Navillus Contracting president and two others charged with $1 million union funds cheating scheme

Navillus Contracting website
Image from the Navillus Contracting website

The president of New York City construction company faces federal charges over accusations he cheated union funds out of $1 million.

Donald O’Sullivan, his sister Helen O’Sullivan and Padraig Naughton — all executives of Navillus Contracting — were arrested on July 30, the US Attorney’s Office for the Eastern District of New York said in a statement.

An 11-count federal indictment says the three individuals engaged in a scheme to avoid paying $1 million in required union benefit fund contributions. A federal indictment outlines a multi-faceted scheme authorities said the trio carried out that helped them avoid paying $1 million in required union benefit fund contributions.

They were charged with wire fraud, mail fraud, embezzlement from employee benefit funds, submission of false remittance reports to union benefit funds and conspiracy to commit those crimes.

The defendants were arrested and then arraigned before United States Magistrate Judge Robert M. Levy. Donald O’Sullivan was released on a $500,000 bond; Helen O’Sullivan and Naughton were each released on $250,000 bonds.

Navillus is a signatory to multiple collective bargaining agreements with labor organizations – including the Bricklayers and Allied Craft Workers Local No. 1, the New York City District Council of Carpenters, the Cement Masons Union, the Pointers, Cleaners and Caulkers, and the International Brotherhood of Teamsters Local 282 – that required the company to employ union workers on its projects and to make contributions to various union benefits  including pension, annuity and welfare funds on their behalf, the US Attorney’s statement said. To ensure that the benefits funds received the contributions that it had agreed to pay, Navillus was required to periodically file remittance reports with the benefits funds that detailed the number of hours worked by each worker.

As alleged in the indictment, the defendants engaged in a payroll scheme from approximately 2011 to 2017 to avoid making those contributions by using a consulting firm to pay certain Navillus workers for work done on Navillus construction jobs. However, neither Navillus nor the consulting firm made contributions to the benefits funds on behalf of those workers. To disguise the scheme, the defendants directed the consulting firm to issue fraudulent invoices to conceal the fact that funds paid by Navillus to the consulting firm were, in fact, for wages paid to Navillus workers. As a result, the defendants caused Navillus to avoid making over $1 million in required contributions to union benefits funds.

“As alleged, these senior construction company executives were the architects of a payroll scheme designed to evade obligatory contributions to union benefits funds that their workers depend upon,” acting United States Attorney Seth DuCharme said in the statement. “This office, together with its federal and local law enforcement partners, will continue to investigate and hold accountable employers whose corrupt actions jeopardize their employees’ economic well-being.”

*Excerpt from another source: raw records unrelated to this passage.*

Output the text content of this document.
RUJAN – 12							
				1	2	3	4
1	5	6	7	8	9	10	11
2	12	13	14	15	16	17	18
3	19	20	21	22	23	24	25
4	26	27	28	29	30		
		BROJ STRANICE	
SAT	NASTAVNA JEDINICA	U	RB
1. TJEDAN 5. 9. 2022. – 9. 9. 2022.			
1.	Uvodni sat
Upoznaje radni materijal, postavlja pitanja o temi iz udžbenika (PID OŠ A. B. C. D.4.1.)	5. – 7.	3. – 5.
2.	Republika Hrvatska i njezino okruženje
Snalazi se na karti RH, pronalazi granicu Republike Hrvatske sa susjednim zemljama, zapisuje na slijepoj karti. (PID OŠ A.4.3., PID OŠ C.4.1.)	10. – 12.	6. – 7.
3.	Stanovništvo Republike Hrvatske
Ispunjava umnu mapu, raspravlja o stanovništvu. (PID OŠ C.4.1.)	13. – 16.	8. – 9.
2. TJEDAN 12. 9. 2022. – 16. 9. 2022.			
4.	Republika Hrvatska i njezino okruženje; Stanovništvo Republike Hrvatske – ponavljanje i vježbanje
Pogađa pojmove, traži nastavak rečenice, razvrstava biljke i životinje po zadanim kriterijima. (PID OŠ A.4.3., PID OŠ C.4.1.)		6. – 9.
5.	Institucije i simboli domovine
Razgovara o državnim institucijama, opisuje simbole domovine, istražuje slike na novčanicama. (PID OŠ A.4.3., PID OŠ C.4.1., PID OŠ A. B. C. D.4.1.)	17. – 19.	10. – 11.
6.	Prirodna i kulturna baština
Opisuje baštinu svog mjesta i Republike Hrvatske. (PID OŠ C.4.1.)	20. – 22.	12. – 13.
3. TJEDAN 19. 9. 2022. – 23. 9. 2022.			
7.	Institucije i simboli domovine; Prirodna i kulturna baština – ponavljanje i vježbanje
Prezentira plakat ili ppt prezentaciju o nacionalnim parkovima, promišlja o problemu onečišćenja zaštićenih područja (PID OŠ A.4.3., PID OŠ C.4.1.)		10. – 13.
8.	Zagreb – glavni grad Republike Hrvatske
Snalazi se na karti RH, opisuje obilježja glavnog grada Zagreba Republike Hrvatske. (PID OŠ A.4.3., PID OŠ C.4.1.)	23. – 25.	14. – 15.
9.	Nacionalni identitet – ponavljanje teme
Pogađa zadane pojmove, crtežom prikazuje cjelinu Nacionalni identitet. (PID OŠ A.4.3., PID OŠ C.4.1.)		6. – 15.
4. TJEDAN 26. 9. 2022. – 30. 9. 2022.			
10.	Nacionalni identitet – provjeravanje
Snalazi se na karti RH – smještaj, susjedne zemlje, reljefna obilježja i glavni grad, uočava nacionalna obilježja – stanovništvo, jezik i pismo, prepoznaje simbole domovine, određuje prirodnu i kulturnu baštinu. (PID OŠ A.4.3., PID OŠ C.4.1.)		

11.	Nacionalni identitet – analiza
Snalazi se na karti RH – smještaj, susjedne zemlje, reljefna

“As alleged, the defendants deprived union workers of benefits to which they were entitled, falsifying records and creatively circumventing their fiscal responsibilities,” said FBI assistant director-in-charge William F. Sweeney. “This type of crime depletes the benefits union employees have a right to access. Today’s arrests highlight this illegal scheme and reassert our dedication to rooting out crimes of this nature.”.

Donald O’Sullivan, who lives in Douglaston, Queens, is the company’s president, founder and owner. He built Navillus into one of the largest construction firms in the city — with projects that included the 9/11 Memorial — but ran into recent trouble, The Real Deal has  reported.

The company filed for bankruptcy protection in 2017 after a $75 million judgment against it stemming from a dispute with five unions, the published report says. It left bankruptcy the following year with a $25 million one-time payment to the unions.